The effect of molecular structure on the performance of three triazole derivatives namely benzotriazole (BZT), 5-methyl-1H-benzotriazole (5MBZT), and 3-amino-5-methylthio-1H-1,2,4, triazole (3AMT) as corrosion inhibitors for C1020 steel and pure copper in 2% hydrochloric acid (HCl), which simulate descaling process in a typical desalination plant was investigated. Electrochemical characterization such as electrochemical impedance spectroscopy (EIS), potentiodynamic polarization (PDP), linear polarization resistance (LPR) techniques and theoretical simulations were utilized in this study. The electrochemical characterization results showed that the order of inhibition efficiencies for the inhibitors was a function of the type of metal, molecular structure, and immersion time. For instance, for C1020 steel, the order of inhibition efficiency using EIS data was 5MBZT (91.8%) > BZT (78.1%) > 3AMT (24.8%) after 24 h of immersion. On the other hand, for pure copper, the order of inhibition efficiency with the same EIS data was 3AMT (93.0%) > 5MBZT (92.1%) > BZT (90.4%) after 24 h of immersion indicating the role of different metallurgy on corrosion protection. The theoretical results provided molecular level insights on the nature and the active sites of the corrosion inhibiting species as well as the energetics of the adsorption process on steel and copper.

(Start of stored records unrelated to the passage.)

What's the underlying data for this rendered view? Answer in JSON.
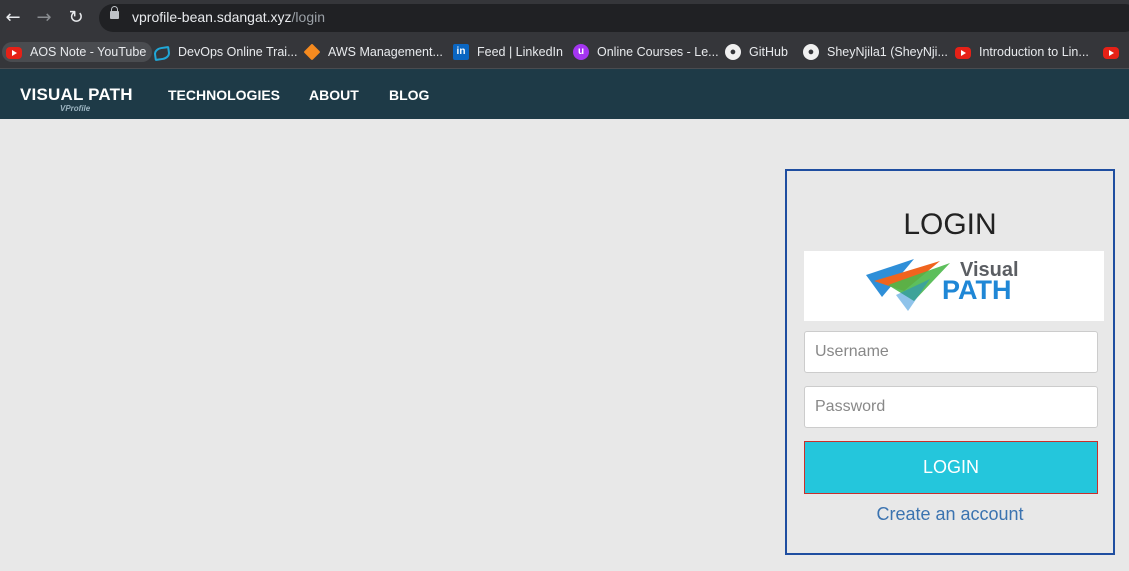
{
  "browser": {
    "url_host": "vprofile-bean.sdangat.xyz",
    "url_path": "/login",
    "bookmarks": [
      {
        "label": "AOS Note - YouTube",
        "icon": "youtube-icon"
      },
      {
        "label": "DevOps Online Trai...",
        "icon": "devops-eye-icon"
      },
      {
        "label": "AWS Management...",
        "icon": "aws-icon"
      },
      {
        "label": "Feed | LinkedIn",
        "icon": "linkedin-icon"
      },
      {
        "label": "Online Courses - Le...",
        "icon": "udemy-icon"
      },
      {
        "label": "GitHub",
        "icon": "github-icon"
      },
      {
        "label": "SheyNjila1 (SheyNji...",
        "icon": "github-icon"
      },
      {
        "label": "Introduction to Lin...",
        "icon": "youtube-icon"
      }
    ]
  },
  "nav": {
    "brand": "VISUAL PATH",
    "brand_sub": "VProfile",
    "links": [
      "TECHNOLOGIES",
      "ABOUT",
      "BLOG"
    ]
  },
  "login": {
    "title": "LOGIN",
    "logo_line1": "Visual",
    "logo_line2": "PATH",
    "username_placeholder": "Username",
    "password_placeholder": "Password",
    "button_label": "LOGIN",
    "create_account": "Create an account"
  },
  "colors": {
    "navbar": "#1e3a47",
    "login_button": "#24c6dc",
    "panel_border": "#1f4ea0",
    "link": "#3b73b0"
  }
}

分子结构对苯并三唑(BZT)、5-甲基-1H-苯并三唑(5MBZT)和3-氨基-5-甲硫基-1H-1,2,4,三唑(3AMT)三种三唑衍生物性能的影响作为 C1020 钢和纯铜在 2% 盐酸 (HCl) 中的缓蚀剂，模拟了典型海水淡化厂的除垢过程。本研究利用电化学阻抗谱 (EIS)、动电位极化 (PDP)、线性极化电阻 (LPR) 技术和理论模拟等电化学表征。电化学表征结果表明，抑制剂的抑制效率顺序是金属类型、分子结构和浸泡时间的函数。例如，对于 C1020 钢，浸泡 24 小时后，使用 EIS 数据的抑制效率顺序为 5MBZT (91.8%) > BZT (78.1%) > 3AMT (24.8%)。另一方面，对于纯铜，在相同 EIS 数据下，浸泡 24 h 后缓蚀效率的顺序为 3AMT (93.0%) > 5MBZT (92.1%) > BZT (90.4%)，表明不同冶金对腐蚀的作用保护。理论结果为缓蚀物质的性质和活性位点以及钢和铜吸附过程的能量学提供了分子水平的见解。4%) 浸泡 24 小时后表明不同冶金对腐蚀防护的作用。理论结果为缓蚀物质的性质和活性位点以及钢和铜吸附过程的能量学提供了分子水平的见解。4%) 浸泡 24 小时后表明不同冶金对腐蚀防护的作用。理论结果为缓蚀物质的性质和活性位点以及钢和铜吸附过程的能量学提供了分子水平的见解。